Louis ist nicht ganz dicht, dabei war er nur fünf Tage in Gefangenschaft, dann wurde er befreit, Schocker führte die Aktion an, und Schocker kam immer zur Sache, wenn’s hart auf hart ging. Das mit den Zigaretten, die sie auf seinen Oberschenkeln ausdrückten, hat Louis nicht richtig verkraftet, ein Finger ist auch weg – seitdem stottert er noch mehr als vorher, außerdem schreit er manchmal herum, ganz unerwartet, wie aus heiterem Himmel.
„D… di… dieses Mal machen wir’s aber, Scho… Schocker!“
„Wir fahren erstmal hin, die Lage peilen.“
„Is… is klar!“
Die MP haben sie eingeladen, die beiden Pumpguns sind griffbereit, die Revolver für den Notfall stecken im Gürtel. Ja, alles klar, wie immer, Schocker sieht im Rückspiegel wie Louis die Garagentür zumacht, er muss grinsen – er hat nicht mitgezählt, wie oft sie es schon versucht haben, sicher schon fünf oder sechs Mal oder sogar noch öfter.

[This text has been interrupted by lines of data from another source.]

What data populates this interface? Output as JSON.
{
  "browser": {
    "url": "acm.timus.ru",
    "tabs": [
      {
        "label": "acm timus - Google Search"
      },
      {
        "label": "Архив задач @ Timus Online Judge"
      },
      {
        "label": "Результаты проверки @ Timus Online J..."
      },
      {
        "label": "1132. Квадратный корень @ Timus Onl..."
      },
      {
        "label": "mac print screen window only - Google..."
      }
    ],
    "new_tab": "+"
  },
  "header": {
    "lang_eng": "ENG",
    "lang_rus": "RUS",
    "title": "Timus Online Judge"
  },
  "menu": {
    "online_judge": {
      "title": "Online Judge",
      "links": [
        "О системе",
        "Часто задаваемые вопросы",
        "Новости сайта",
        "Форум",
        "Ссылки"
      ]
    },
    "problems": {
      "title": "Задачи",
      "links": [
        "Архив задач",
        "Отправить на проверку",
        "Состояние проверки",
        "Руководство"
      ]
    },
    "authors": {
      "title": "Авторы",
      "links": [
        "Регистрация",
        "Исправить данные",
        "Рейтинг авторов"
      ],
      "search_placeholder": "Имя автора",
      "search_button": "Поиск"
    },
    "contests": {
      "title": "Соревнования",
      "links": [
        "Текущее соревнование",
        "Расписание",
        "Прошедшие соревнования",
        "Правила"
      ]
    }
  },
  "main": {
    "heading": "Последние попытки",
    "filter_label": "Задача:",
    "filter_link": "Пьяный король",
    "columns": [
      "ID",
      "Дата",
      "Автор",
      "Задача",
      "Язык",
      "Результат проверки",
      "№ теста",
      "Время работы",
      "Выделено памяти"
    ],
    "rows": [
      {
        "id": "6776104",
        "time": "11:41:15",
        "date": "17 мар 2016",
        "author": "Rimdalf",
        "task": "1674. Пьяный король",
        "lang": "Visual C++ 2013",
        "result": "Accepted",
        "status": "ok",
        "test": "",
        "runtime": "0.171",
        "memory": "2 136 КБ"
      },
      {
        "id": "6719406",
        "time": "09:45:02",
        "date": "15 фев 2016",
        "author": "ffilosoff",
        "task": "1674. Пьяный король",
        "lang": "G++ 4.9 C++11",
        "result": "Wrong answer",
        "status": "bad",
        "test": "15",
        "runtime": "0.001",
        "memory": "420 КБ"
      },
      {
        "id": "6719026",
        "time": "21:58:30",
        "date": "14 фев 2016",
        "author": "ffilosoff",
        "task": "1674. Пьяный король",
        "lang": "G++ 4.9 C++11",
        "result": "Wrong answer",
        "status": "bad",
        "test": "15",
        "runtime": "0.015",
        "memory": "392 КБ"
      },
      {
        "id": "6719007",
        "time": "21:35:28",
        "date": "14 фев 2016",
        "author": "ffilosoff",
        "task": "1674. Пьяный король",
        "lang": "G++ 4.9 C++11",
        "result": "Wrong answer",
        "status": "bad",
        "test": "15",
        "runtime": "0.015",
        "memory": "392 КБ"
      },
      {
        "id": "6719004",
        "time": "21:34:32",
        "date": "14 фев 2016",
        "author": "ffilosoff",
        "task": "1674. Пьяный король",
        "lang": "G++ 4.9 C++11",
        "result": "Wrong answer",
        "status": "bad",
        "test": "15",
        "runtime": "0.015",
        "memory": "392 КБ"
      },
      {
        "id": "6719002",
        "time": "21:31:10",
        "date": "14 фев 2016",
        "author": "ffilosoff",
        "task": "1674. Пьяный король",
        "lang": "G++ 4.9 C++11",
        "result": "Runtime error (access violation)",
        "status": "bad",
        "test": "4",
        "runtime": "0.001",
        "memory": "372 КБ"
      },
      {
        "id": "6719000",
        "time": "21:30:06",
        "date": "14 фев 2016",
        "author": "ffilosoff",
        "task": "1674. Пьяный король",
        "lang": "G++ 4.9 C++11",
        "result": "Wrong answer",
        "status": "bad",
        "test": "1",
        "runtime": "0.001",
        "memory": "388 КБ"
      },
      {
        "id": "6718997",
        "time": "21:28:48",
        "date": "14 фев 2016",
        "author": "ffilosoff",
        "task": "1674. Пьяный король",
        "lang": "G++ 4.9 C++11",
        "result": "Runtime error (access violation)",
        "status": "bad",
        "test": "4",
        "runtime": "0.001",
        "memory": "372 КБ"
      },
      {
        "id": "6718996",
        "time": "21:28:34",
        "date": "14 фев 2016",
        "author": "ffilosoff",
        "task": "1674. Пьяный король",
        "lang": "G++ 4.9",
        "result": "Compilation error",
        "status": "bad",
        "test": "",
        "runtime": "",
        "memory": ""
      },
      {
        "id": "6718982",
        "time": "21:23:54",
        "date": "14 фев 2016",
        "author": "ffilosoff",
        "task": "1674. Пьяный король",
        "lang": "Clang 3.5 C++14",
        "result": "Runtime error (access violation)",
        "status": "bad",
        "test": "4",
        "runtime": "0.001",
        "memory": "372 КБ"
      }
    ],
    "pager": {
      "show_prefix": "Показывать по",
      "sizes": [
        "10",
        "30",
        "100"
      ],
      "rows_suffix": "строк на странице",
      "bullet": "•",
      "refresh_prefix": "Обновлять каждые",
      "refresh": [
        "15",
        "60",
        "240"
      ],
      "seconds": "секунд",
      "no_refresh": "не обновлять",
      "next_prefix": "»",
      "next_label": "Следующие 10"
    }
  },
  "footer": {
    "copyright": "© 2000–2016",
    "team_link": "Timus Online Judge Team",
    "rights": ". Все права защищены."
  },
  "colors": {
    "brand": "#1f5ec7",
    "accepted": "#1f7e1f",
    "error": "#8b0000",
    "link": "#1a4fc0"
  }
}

Sie werden wieder um den Block fahren, sie werden das Gebäude genau in Augenschein nehmen, und dann werden sie wieder einen neuen Grund finden, weshalb die Sache verschoben werden muss – letztes Mal wollte Louis plötzlich noch ins Kino, er wollte sich unbedingt vorher noch einen bestimmten Film angucken, Schocker hat den Titel vergessen.
Die Fahrt dauert eine Stunde, aber heute biegt Schocker nach etwa zehn Minuten rechts ab.
„W… was soll das?“, fragt Louis entgeistert. „Da geht’s nach Baker.“
„Ich weiß.“ Baker liegt in der Mojave-Wüste. Seine Mutter hat Recht, eine ruhige Gegend. Schocker fährte noch einige Meilen, bis sie mitten in der Wüste sind. Er hält er an. Es ist einsam hier, unendlich einsam, kein Auto zu sehen, ein leerer Highway, der im Nichts endet. Als er die Segeltuchtasche rausholt, treffen sich ihre Blicke. Keiner sagt etwas, auch Louis bleibt still, er würde sowieso keinen richtigen Satz herausbringen. Stattdessen hebt er nur kurz seine rechte Hand, wie zum Gruß, es ist die Hand ohne Ringfinger. Schocker grüßt zurück, dann dreht er sich abrupt um und geht los.
Louis wartet auf die Explosion, es dauert nicht lange.